Second Deputy Leader of the Conservative Party
- Incumbent
- Assumed office 14 February 2026
- Leader: Ine Eriksen Søreide
- Preceded by: Tina Bru

Deputy Member of the Storting
- Incumbent
- Assumed office 1 October 2021
- Constituency: Hedmark (2021–2025) Oslo (2025–)

Leader of the Young Conservatives
- In office 3 October 2020 – 14 February 2026
- First Deputy: Håkon Snortheim Oda Sivertsen
- Second Deputy: Leon Knutsen Emma Erlandsen Nicolai Østeby
- Preceded by: Sandra Bruflot
- Succeeded by: Oda Sivertsen

Personal details
- Born: 23 March 1997 (age 29) Våler, Hedmark, Norway
- Party: Conservative
- Alma mater: University of Oslo^{[citation needed]}

= Ola Svenneby =

Norwegian politician

Ola Svenneby (born 23 March 1997) is a Norwegian politician currently serving as the second deputy leader of the Conservative Party since 2026 and a deputy member of parliament for Oslo since 2025 and previously for Hedmark. A member of the Conservative Party, he previously served as the leader of the Norwegian Young Conservatives from 2020 to 2026 and as its deputy leader from 2018 to 2020.

== Political career ==
=== Norwegian Young Conservatives ===
In 2017, Svenneby won the Norwegian Young Conservatives' elite course.

Svenneby served as the second deputy leader of the Norwegian Young Conservatives from 2018 to 2020 under the leadership of Sandra Bruflot. At the 2020 convention, he was elected to succeed her beating his rival Amalie Gunnufsen in a 106-86 vote. He was re-elected in 2022 and 2024. He announced in October 2025 that he wouldn't be seeking re-election at the next convention in 2026. He resigned after being elected as the nationwide party's second deputy leader and was succeeded by Oda Sivertsen.

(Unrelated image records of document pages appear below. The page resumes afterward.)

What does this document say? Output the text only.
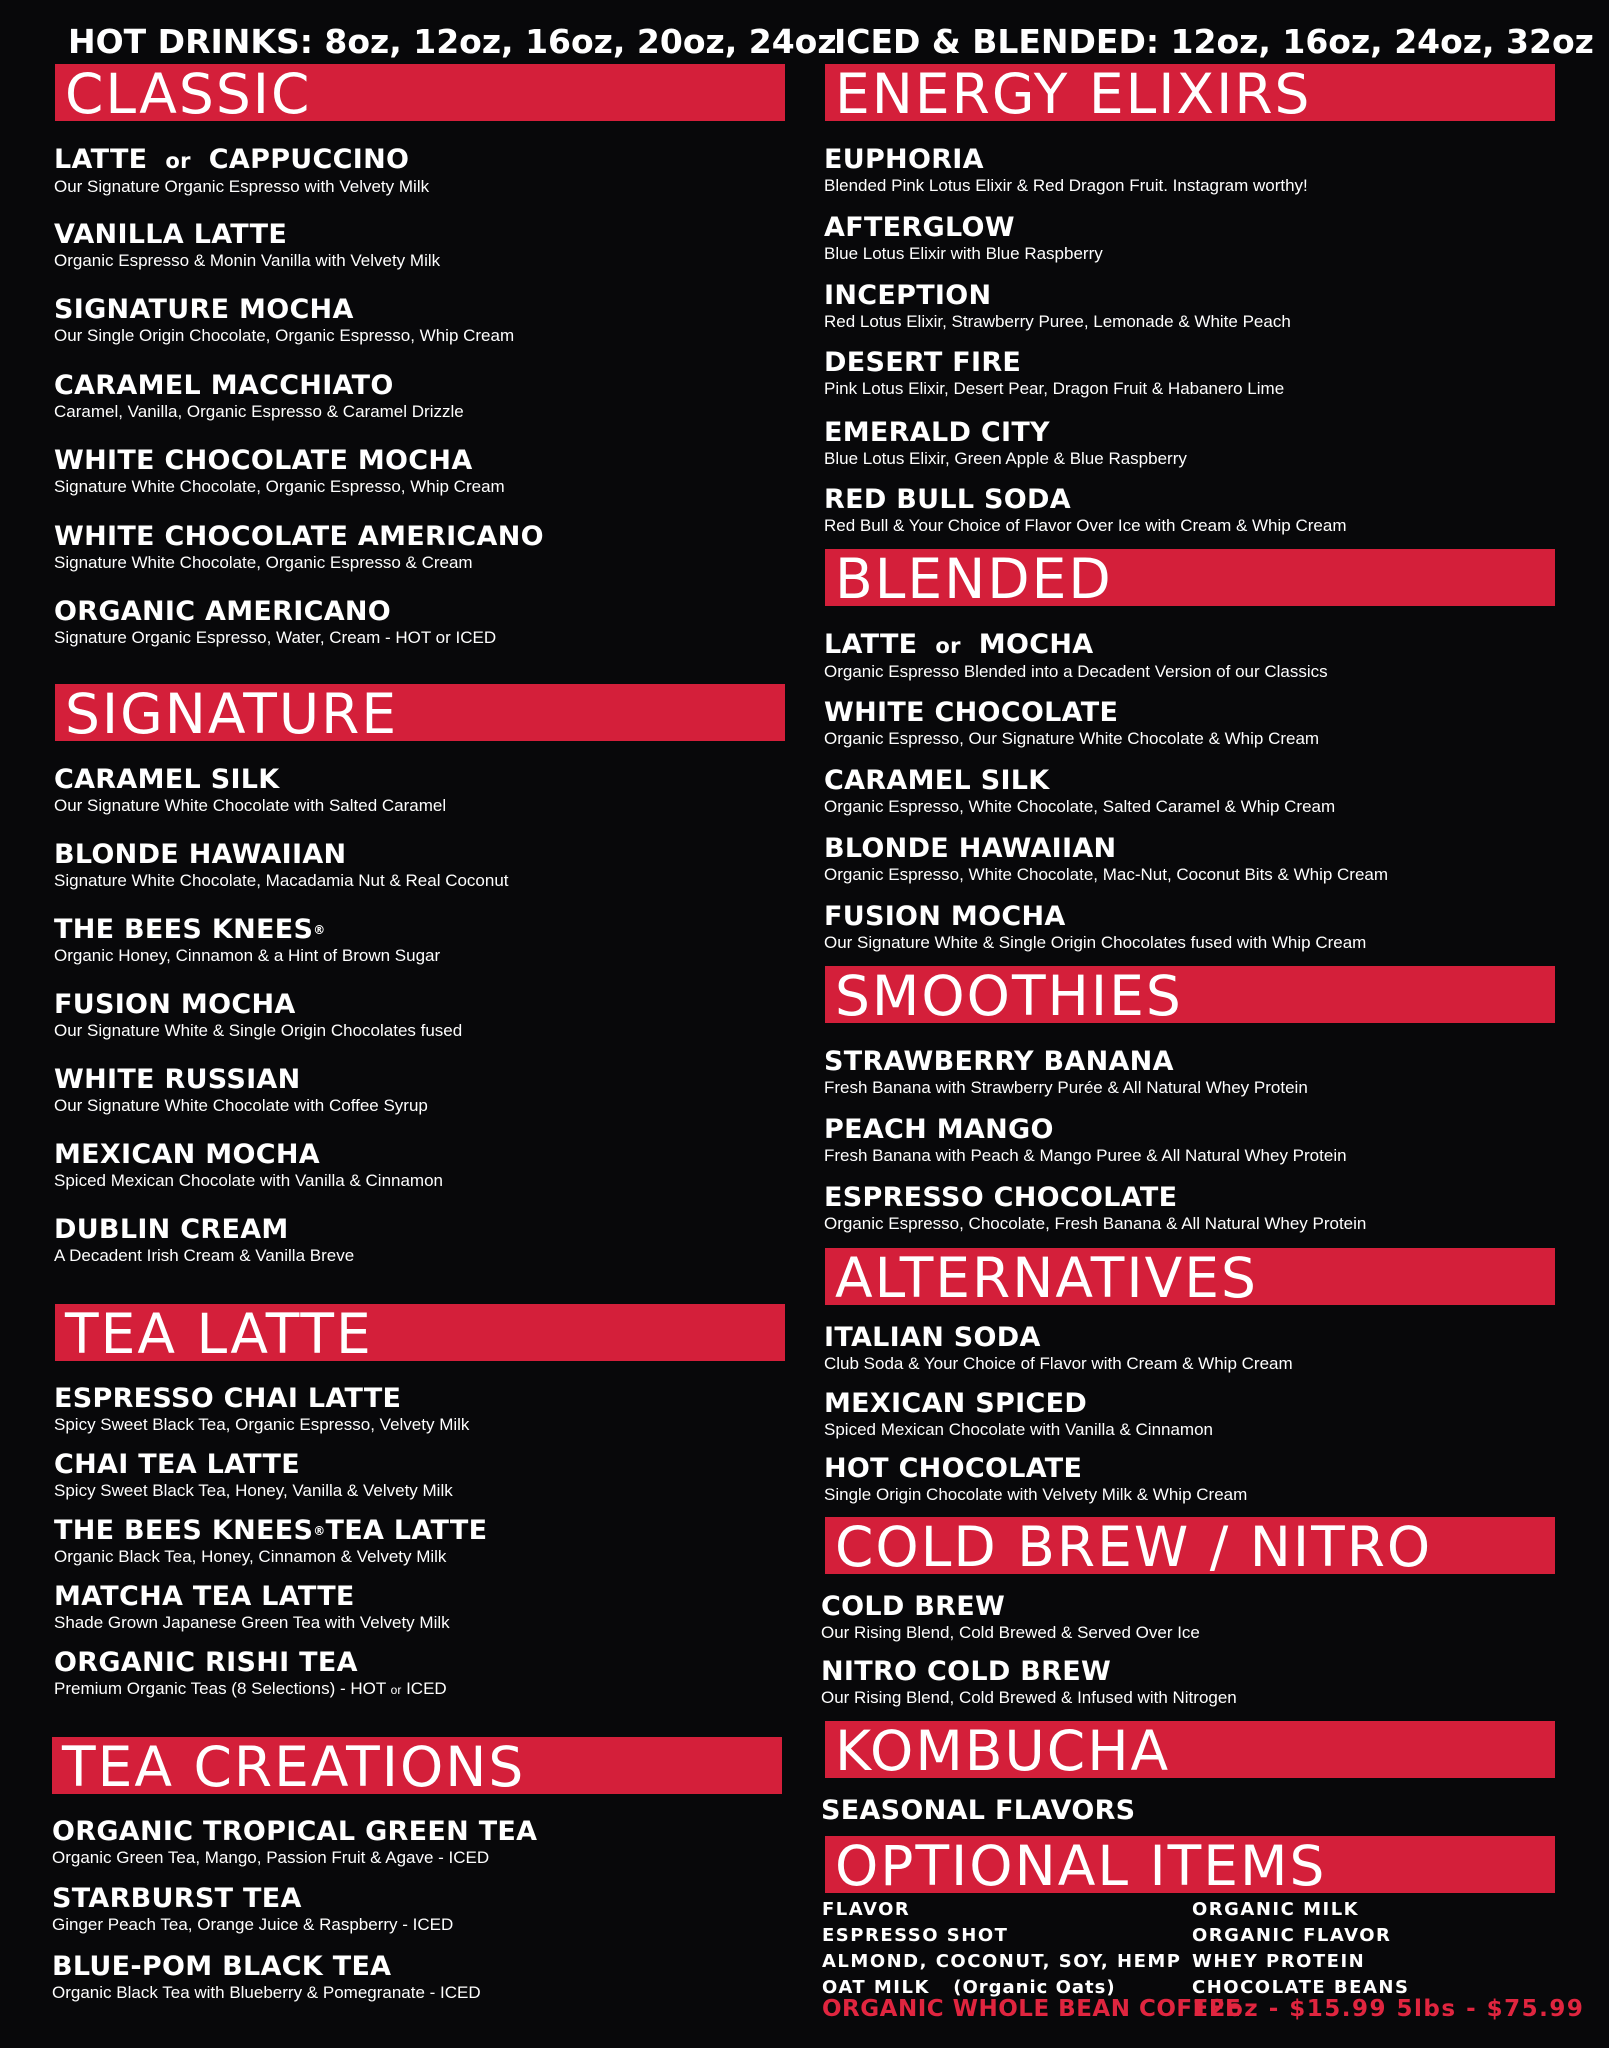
HOT DRINKS: 8oz, 12oz, 16oz, 20oz, 24oz
CLASSIC
LATTE or CAPPUCCINO
Our Signature Organic Espresso with Velvety Milk
VANILLA LATTE
Organic Espresso & Monin Vanilla with Velvety Milk
SIGNATURE MOCHA
Our Single Origin Chocolate, Organic Espresso, Whip Cream
CARAMEL MACCHIATO
Caramel, Vanilla, Organic Espresso & Caramel Drizzle
WHITE CHOCOLATE MOCHA
Signature White Chocolate, Organic Espresso, Whip Cream
WHITE CHOCOLATE AMERICANO
Signature White Chocolate, Organic Espresso & Cream
ORGANIC AMERICANO
Signature Organic Espresso, Water, Cream - HOT or ICED
SIGNATURE
CARAMEL SILK
Our Signature White Chocolate with Salted Caramel
BLONDE HAWAIIAN
Signature White Chocolate, Macadamia Nut & Real Coconut
THE BEES KNEES®
Organic Honey, Cinnamon & a Hint of Brown Sugar
FUSION MOCHA
Our Signature White & Single Origin Chocolates fused
WHITE RUSSIAN
Our Signature White Chocolate with Coffee Syrup
MEXICAN MOCHA
Spiced Mexican Chocolate with Vanilla & Cinnamon
DUBLIN CREAM
A Decadent Irish Cream & Vanilla Breve
TEA LATTE
ESPRESSO CHAI LATTE
Spicy Sweet Black Tea, Organic Espresso, Velvety Milk
CHAI TEA LATTE
Spicy Sweet Black Tea, Honey, Vanilla & Velvety Milk
THE BEES KNEES®TEA LATTE
Organic Black Tea, Honey, Cinnamon & Velvety Milk
MATCHA TEA LATTE
Shade Grown Japanese Green Tea with Velvety Milk
ORGANIC RISHI TEA
Premium Organic Teas (8 Selections) - HOT or ICED
TEA CREATIONS
ORGANIC TROPICAL GREEN TEA
Organic Green Tea, Mango, Passion Fruit & Agave - ICED
STARBURST TEA
Ginger Peach Tea, Orange Juice & Raspberry - ICED
BLUE-POM BLACK TEA
Organic Black Tea with Blueberry & Pomegranate - ICED
ICED & BLENDED: 12oz, 16oz, 24oz, 32oz
ENERGY ELIXIRS
EUPHORIA
Blended Pink Lotus Elixir & Red Dragon Fruit. Instagram worthy!
AFTERGLOW
Blue Lotus Elixir with Blue Raspberry
INCEPTION
Red Lotus Elixir, Strawberry Puree, Lemonade & White Peach
DESERT FIRE
Pink Lotus Elixir, Desert Pear, Dragon Fruit & Habanero Lime
EMERALD CITY
Blue Lotus Elixir, Green Apple & Blue Raspberry
RED BULL SODA
Red Bull & Your Choice of Flavor Over Ice with Cream & Whip Cream
BLENDED
LATTE or MOCHA
Organic Espresso Blended into a Decadent Version of our Classics
WHITE CHOCOLATE
Organic Espresso, Our Signature White Chocolate & Whip Cream
CARAMEL SILK
Organic Espresso, White Chocolate, Salted Caramel & Whip Cream
BLONDE HAWAIIAN
Organic Espresso, White Chocolate, Mac-Nut, Coconut Bits & Whip Cream
FUSION MOCHA
Our Signature White & Single Origin Chocolates fused with Whip Cream
SMOOTHIES
STRAWBERRY BANANA
Fresh Banana with Strawberry Purée & All Natural Whey Protein
PEACH MANGO
Fresh Banana with Peach & Mango Puree & All Natural Whey Protein
ESPRESSO CHOCOLATE
Organic Espresso, Chocolate, Fresh Banana & All Natural Whey Protein
ALTERNATIVES
ITALIAN SODA
Club Soda & Your Choice of Flavor with Cream & Whip Cream
MEXICAN SPICED
Spiced Mexican Chocolate with Vanilla & Cinnamon
HOT CHOCOLATE
Single Origin Chocolate with Velvety Milk & Whip Cream
COLD BREW / NITRO
COLD BREW
Our Rising Blend, Cold Brewed & Served Over Ice
NITRO COLD BREW
Our Rising Blend, Cold Brewed & Infused with Nitrogen
KOMBUCHA
SEASONAL FLAVORS
OPTIONAL ITEMS
FLAVOR
ESPRESSO SHOT
ALMOND, COCONUT, SOY, HEMP
OAT MILK (Organic Oats)
ORGANIC MILK
ORGANIC FLAVOR
WHEY PROTEIN
CHOCOLATE BEANS
ORGANIC WHOLE BEAN COFFEE
12oz - $15.99 5lbs - $75.99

During his tenure as leader, he went against the mother party regarding the 2011 Norway attacks and argued that the right wing of the political spectrum also had some responsibility in addressing far-right extremism. He caused some controversy following his party's victory at the 2023 school elections, held five days before the 2023 local elections, when he declared "the Greta Thunberg generation dead". He later apologised for his comment and took self-criticism for it.

=== Party politics ===
In November 2025, Svenneby announced his candidacy for the deputy leadership of the Conservative Party. The party's election committee designated him as second deputy leader on 11 December, alongside Henrik Asheim as first deputy leader and Ine Eriksen Søreide as leader. The trio were formally elected at the party's extrodinary convention on 14 February 2026.

=== Parliament ===
Svenneby was elected as a deputy member for Hedmark at the 2021 election. In 2025, he was elected as a deputy member for Oslo.

== Personal life ==
Svenneby grew up at his family farm in Våler Municipality, the oldest son of Brede Svenneby and Tove Flobergsæter. He has one younger brother.
He is openly gay and came out at the age of fifteen. He was diagnosed with ADHD in 2021. He lives in Oslo with his partner, former Norwegian Young Conservatives politician Mathias Opdal Weseth. He has Forest Finnish roots.